After he’s gone, she’s “left in this, I would say, almost a vacuum, this emptiness of how do you move on? What the hell does that look like? In so many ways, he’s the love of her life, they’re partners at the job. They almost can always think and know what the other person is thinking. And so to suddenly have that be gone and for Upton who perhaps is not very well-versed in how to deal with her emotions in always a healthy way — she’s someone that tends to go towards avoidance — it’s going to all hit a head and come to a point where we’ll see it and we’ll see it come out on the job and in cases how she deals with being alone,” Sigan previewed.
We’re also expecting at least one great scene between Jay and Voight in his final episode, considering the effects the former’s exit will have on his boss. “A lot of Halstead’s personality and perspective bled into Voight and vice versa,” the showrunner noted. “Now you pull a piece of that away.
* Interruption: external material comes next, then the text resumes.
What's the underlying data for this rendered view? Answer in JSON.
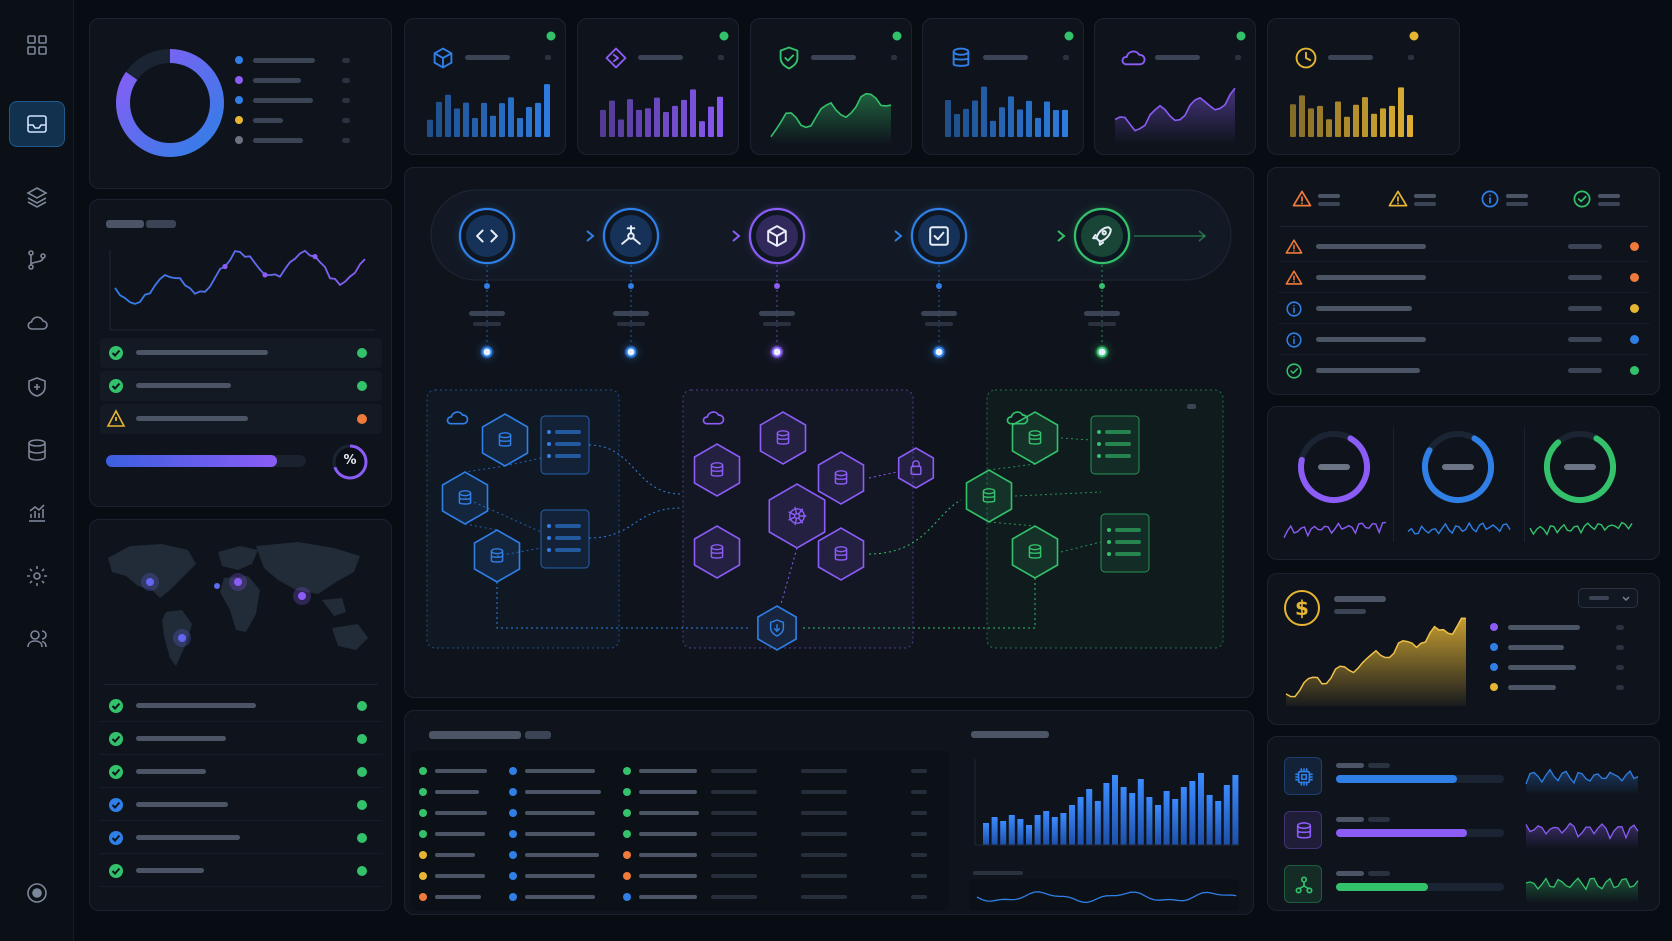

Voight’s going to be in a very different spot and there’s going to need to be somebody that comes in and kind of counterbalances him and can provide that foil to him because otherwise Voight can be left to his own devices, which are not always great.” We’ll have to wait to see who takes over that role for the sergeant.
For now, all we can do is tune in and try to pick up any hints about how Chicago P.D. will be saying goodbye to Jay Halstead.